The latest title in Parthian’s Modern Wales series
"Minnie Pallister is one of those women who has been woefully missing from Welsh history. Now she is rightfully restored to her position as a significant figure in twentieth-century women’s and labour activism, thanks to Alun Burge’s meticulous research and compelling account of her courageous life story. Read on…" – Angela V. John
Minnie Pallister’s life was so fantastic that not even a thriller writer could imagine it. A feminist, pacifist and socialist, she was twice accused of sedition in the First World War before travelling to Nazi Germany in late 1938 and 1939 to rescue Jews, helping bring them to Britain at the outbreak of the Second World War. In between, having reached national prominence in the labour movement, in which she was considered the best woman orator, and with a Parliamentary career beckoning, she was struck down by an illness which cruelly robbed her of speech. Suffering years of paralysing infirmity, which reduced her to the edge of penury, she eventually recovered to become a successful journalist with the Daily Mirror and the Daily Herald.
Fearless and principled and always challenging, not least in advocating gender equality, Pallister was initially barred from a position with the BBC because of her socialist politics, and later twice banned by the Corporation, first for her pacifist then her feminist politics.

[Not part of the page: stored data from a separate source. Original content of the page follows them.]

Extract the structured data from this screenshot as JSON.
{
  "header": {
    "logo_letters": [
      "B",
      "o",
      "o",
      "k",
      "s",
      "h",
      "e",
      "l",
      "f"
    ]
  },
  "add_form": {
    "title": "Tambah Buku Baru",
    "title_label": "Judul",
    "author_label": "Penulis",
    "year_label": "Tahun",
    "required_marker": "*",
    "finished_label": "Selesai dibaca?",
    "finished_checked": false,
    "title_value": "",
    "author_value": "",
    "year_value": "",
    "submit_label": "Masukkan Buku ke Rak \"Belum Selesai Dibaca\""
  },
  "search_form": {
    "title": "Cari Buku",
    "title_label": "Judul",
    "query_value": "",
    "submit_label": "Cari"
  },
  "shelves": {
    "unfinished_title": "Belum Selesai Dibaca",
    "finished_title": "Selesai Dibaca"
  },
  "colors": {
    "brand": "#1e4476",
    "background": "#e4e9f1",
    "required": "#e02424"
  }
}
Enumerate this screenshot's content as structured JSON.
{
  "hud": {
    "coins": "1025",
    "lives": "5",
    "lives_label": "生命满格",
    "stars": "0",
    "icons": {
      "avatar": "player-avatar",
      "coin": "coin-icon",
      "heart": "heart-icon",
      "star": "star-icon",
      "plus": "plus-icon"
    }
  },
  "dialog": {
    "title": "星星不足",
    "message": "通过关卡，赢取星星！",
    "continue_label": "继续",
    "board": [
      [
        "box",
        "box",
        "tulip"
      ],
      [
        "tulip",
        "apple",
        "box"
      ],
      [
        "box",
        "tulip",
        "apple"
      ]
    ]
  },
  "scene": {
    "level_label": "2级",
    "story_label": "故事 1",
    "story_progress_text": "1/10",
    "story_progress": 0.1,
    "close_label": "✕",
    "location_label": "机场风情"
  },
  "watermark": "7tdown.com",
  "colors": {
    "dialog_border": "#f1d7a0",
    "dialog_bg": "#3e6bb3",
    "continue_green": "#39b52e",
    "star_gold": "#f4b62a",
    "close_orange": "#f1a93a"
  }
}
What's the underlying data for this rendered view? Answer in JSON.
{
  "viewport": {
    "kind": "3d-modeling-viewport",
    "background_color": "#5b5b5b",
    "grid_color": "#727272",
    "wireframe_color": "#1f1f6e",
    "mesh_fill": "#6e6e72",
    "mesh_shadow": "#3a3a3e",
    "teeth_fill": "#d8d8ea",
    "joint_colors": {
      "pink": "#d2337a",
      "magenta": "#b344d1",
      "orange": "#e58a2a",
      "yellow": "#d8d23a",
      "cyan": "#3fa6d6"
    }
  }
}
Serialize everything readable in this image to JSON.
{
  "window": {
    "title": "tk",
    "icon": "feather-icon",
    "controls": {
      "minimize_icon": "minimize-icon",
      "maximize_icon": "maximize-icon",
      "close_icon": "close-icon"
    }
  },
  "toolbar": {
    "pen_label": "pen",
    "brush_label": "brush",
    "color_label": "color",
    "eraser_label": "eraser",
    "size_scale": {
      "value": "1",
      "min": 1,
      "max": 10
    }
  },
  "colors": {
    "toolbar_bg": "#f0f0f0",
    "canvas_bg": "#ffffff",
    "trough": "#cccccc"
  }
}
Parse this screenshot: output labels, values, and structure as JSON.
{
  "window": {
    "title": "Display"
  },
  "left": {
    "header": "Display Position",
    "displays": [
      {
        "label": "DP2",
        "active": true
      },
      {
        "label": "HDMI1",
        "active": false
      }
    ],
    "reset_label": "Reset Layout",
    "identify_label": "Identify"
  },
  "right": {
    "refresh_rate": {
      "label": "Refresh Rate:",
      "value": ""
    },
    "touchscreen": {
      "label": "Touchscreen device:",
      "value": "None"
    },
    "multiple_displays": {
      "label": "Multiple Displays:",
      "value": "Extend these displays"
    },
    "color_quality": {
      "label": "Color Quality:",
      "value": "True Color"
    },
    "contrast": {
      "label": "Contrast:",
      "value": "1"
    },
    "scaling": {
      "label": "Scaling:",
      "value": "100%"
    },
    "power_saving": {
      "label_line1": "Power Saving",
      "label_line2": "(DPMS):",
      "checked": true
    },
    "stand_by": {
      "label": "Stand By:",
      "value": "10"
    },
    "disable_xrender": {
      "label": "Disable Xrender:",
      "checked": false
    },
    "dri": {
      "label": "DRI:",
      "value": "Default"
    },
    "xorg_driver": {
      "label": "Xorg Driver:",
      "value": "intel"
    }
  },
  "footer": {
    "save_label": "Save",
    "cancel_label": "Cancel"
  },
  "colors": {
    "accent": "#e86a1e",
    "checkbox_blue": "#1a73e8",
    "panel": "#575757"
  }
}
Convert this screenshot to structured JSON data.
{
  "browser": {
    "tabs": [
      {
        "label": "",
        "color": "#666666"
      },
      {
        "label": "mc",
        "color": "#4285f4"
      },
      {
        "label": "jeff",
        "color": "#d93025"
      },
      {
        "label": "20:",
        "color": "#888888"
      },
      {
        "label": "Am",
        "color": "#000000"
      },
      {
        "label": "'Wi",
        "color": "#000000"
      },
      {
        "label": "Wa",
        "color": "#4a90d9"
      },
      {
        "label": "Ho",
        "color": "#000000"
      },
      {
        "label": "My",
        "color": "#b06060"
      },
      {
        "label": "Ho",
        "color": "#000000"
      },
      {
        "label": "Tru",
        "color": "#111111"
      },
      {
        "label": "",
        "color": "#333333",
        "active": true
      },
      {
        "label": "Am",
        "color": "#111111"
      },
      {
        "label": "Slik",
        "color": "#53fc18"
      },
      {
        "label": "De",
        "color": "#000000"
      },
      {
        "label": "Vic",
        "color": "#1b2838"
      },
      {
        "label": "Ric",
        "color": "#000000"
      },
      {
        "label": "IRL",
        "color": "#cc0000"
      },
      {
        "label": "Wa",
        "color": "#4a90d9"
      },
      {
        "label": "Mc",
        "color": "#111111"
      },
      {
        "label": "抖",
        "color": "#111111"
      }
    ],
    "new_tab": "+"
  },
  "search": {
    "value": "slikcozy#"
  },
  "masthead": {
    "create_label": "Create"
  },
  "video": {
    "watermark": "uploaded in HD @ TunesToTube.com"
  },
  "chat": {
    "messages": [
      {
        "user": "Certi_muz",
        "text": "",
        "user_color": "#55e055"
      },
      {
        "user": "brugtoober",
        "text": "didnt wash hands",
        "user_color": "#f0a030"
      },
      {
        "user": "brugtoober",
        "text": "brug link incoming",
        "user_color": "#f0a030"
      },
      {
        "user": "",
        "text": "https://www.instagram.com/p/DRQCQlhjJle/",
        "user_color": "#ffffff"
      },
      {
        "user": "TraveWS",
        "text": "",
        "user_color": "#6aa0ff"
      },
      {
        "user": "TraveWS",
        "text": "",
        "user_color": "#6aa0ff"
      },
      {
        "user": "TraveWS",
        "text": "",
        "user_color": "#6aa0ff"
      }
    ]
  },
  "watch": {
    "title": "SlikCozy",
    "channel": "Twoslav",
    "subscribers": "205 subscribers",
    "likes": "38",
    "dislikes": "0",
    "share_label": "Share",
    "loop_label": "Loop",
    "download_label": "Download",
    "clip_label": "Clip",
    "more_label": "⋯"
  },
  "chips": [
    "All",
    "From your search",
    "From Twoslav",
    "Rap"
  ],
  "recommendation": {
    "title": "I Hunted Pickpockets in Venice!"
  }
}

An outstanding broadcaster who became for a time a household name, she was a regular contributor to Woman’s Hour and as an advocate of women’s rights from the 1920s to the 1950s, she was a forerunner of the Women’s Liberation Movement. Pallister was such a compelling figure that her ‘Life Story’ was serialised on radio over five days during her lifetime.
Alun Burge is from the Sirhowy valley. He studied in evening classes before going to Hull University. During the 1980s he lived in Nicaragua and during the 1990s worked for international organisations, mainly in Latin America. After a decade in the Department of Social Justice of Welsh Government, he now has an honorary research post in the History Department of Swansea University and is currently undertaking a project on international solidarity at the National Museum of Wales.